For you, the arrangement has both pros and cons.
Pros of structured settlements
Tax benefits - You pay lower taxes on installment payments.
Financial protection - You are less likely to waste the money, lose it in bad
investments, or have it stolen when it comes to you in
monthly payments.
Simplicity - You do not have to worry about investing or managing
the money. The insurance company handles all that and just
sends you the check.
Cons of structured settlements
Financial limitations - You do not have the full value of your
settlement at your disposal. For example, you cannot borrow against
the total amount of future payments. Also, while structured
settlement amounts account for inflation and increased
medical expenses, those predictions could be wrong.
Lower returns - You would may make more money by investing a lump sum
payment yourself because annuities offer extremely low
rates of return.
Risks - You are not guaranteed that the insurance company
holding your annuity won't have financial problems. Or
that the rate of return used to calculate the total amount
you should receive will be accurate in the future.
The
best thing to do before agreeing to a structured
settlement is to consult an attorney and an accountant.
They can help you determine whether the total amount the
insurance company is promising you is accurate and whether
you stand to benefit from installment payments instead of
a lump sum.
If
you do accept a structured settlement, you might find
yourself tempted to sell it at some point. There are
several companies that run frequent TV commercials
offering to buy settlement for large cash payments. There
are several factors you should consider before doing that. First,
California has what is called the Structured Settlement
Protection Act, found in state insurance Code ??

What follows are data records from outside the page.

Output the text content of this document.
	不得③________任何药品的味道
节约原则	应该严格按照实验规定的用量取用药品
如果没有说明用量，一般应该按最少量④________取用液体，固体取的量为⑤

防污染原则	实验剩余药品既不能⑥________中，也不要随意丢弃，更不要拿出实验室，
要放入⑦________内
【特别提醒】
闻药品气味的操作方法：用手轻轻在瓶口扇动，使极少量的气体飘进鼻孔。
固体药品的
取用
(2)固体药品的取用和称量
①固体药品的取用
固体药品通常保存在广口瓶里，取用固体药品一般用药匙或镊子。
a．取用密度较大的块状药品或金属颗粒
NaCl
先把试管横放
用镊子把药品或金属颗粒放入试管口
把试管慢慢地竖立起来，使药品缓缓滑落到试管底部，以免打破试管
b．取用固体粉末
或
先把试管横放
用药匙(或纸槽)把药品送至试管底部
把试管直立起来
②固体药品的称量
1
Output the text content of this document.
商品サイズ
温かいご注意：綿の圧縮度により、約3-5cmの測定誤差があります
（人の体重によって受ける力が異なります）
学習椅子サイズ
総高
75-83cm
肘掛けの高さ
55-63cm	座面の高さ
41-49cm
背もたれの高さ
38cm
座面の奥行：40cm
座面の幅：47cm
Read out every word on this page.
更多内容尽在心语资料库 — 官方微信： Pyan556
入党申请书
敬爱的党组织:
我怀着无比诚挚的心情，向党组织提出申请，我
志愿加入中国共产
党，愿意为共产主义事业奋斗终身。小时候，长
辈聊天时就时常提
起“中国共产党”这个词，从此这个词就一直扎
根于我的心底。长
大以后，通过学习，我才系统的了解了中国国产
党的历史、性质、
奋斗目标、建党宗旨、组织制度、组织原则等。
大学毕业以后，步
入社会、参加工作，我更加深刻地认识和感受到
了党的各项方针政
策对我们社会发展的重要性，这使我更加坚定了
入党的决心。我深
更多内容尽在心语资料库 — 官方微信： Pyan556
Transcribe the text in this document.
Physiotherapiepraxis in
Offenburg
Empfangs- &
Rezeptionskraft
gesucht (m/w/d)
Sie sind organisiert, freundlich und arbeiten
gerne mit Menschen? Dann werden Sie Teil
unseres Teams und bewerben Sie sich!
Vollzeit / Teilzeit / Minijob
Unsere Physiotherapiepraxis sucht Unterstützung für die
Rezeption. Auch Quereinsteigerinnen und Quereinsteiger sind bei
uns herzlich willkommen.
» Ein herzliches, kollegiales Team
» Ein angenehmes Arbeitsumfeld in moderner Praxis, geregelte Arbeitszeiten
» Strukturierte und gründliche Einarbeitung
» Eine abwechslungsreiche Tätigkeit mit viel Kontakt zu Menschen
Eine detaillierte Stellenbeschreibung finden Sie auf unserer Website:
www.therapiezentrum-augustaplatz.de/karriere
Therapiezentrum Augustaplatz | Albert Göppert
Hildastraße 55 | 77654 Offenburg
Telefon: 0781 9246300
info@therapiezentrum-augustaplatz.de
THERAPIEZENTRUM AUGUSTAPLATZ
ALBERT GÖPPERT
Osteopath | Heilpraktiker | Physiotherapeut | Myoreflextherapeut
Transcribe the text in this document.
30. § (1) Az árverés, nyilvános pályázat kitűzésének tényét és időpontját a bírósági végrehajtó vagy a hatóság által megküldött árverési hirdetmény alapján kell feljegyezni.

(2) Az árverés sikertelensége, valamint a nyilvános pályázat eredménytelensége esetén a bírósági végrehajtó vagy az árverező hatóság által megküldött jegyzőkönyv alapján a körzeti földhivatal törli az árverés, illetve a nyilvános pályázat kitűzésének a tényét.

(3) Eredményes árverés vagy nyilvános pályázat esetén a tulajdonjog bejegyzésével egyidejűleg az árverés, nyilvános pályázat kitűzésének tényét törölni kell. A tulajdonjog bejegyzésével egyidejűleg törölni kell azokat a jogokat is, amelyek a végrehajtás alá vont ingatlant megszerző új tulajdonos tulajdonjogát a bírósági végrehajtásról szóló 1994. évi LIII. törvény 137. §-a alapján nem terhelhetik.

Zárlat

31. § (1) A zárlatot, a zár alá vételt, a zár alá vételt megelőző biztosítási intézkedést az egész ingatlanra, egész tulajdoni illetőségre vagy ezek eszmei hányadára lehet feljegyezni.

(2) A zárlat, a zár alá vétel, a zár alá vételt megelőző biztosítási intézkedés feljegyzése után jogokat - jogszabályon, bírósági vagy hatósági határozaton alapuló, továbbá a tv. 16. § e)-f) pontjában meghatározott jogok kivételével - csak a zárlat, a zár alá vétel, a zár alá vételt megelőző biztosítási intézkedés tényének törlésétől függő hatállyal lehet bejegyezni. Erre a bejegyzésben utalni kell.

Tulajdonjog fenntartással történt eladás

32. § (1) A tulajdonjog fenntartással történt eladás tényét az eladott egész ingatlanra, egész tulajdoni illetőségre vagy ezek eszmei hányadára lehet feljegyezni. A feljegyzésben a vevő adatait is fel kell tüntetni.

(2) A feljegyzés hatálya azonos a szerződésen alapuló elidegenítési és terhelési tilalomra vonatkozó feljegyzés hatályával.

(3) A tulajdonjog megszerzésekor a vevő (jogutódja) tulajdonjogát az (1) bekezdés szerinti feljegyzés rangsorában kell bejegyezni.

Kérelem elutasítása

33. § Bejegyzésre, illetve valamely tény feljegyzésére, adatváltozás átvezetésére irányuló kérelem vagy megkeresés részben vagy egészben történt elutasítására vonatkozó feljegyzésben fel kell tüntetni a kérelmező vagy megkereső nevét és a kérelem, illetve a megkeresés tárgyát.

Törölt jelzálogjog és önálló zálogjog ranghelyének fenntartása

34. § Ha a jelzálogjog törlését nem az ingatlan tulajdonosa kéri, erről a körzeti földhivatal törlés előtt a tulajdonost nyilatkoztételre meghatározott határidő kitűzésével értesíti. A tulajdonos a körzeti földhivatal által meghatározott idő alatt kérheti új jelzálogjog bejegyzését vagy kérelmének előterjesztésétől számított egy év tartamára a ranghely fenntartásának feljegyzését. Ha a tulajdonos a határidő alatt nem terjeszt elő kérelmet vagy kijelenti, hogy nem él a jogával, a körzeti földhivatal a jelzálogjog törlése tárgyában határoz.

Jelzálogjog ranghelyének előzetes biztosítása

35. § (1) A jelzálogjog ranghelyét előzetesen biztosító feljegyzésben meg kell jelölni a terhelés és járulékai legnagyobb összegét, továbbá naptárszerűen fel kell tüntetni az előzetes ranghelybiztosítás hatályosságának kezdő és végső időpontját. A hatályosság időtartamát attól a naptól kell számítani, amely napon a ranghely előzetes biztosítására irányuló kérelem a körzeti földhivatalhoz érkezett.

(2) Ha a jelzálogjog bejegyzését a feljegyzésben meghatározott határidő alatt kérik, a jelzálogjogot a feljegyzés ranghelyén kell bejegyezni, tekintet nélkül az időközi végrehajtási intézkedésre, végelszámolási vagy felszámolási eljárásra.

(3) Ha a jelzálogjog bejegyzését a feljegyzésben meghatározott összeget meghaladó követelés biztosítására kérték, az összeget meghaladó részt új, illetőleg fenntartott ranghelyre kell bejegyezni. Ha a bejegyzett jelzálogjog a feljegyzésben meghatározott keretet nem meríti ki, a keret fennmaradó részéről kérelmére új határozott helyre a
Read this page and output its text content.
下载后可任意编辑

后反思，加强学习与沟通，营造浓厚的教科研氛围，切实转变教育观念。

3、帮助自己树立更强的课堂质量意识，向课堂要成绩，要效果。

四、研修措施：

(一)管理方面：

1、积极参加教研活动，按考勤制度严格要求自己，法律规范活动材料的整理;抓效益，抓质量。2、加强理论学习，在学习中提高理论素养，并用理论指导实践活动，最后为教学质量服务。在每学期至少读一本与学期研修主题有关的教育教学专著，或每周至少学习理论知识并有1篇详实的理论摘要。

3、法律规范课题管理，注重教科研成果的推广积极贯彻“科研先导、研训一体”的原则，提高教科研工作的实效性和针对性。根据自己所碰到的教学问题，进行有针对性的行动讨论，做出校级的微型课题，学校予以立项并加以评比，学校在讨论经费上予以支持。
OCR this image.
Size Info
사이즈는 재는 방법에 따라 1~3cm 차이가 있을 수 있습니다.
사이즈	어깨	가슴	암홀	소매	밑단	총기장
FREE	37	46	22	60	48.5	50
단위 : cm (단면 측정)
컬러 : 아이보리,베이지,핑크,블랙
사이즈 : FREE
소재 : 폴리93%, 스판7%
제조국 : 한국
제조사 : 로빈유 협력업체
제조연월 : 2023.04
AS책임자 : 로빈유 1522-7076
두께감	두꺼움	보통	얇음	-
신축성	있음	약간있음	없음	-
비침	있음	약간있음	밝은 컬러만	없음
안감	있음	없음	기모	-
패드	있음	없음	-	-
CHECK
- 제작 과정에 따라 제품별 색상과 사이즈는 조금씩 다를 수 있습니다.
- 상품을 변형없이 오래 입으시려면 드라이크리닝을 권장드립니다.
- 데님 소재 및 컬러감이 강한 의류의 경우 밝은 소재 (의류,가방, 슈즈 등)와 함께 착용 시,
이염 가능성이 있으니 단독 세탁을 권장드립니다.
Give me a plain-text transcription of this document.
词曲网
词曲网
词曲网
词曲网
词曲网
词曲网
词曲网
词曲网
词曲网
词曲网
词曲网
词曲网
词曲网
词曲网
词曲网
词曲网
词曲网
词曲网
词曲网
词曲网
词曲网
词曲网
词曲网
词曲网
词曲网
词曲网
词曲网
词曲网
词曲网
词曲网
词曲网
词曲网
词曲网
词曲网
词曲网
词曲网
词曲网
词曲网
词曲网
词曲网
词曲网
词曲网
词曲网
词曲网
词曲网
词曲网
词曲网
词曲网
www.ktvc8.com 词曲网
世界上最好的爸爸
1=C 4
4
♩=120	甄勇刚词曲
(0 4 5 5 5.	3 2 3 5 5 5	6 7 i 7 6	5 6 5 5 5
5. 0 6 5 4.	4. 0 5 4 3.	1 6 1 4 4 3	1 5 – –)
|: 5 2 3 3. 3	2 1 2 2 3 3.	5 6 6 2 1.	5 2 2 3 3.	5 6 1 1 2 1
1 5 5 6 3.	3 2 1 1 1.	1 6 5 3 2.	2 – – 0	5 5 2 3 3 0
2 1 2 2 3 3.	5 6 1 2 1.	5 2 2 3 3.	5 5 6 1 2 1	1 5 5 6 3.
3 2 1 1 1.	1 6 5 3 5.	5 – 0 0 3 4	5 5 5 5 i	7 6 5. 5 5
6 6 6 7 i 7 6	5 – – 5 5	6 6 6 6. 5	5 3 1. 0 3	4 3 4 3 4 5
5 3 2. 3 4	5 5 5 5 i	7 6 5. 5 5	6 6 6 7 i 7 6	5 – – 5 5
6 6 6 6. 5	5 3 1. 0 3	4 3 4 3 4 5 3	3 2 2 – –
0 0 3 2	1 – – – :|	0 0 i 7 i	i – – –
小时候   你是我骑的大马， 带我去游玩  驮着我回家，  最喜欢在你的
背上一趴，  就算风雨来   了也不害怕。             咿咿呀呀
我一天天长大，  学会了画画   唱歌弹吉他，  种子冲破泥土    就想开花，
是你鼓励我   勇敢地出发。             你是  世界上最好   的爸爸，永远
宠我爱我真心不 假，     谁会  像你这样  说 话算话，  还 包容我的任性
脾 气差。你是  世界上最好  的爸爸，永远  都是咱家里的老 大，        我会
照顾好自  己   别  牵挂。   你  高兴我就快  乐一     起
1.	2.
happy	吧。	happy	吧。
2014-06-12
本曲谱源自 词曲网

10134-10139.5. The code requires that any transfers of
structured settlements be approved by a court first. The
deal must be in your best interest, and the buyer must
provide you with disclosures describing the financial
impact the deal could have on you. Because
these companies are in business to make money, they will
not pay you what you potentially could receive by sticking
with the payments over time. In some cases, you might
receive as little as 50 percent of the total value.
Again, before making a decision, consult an attorney.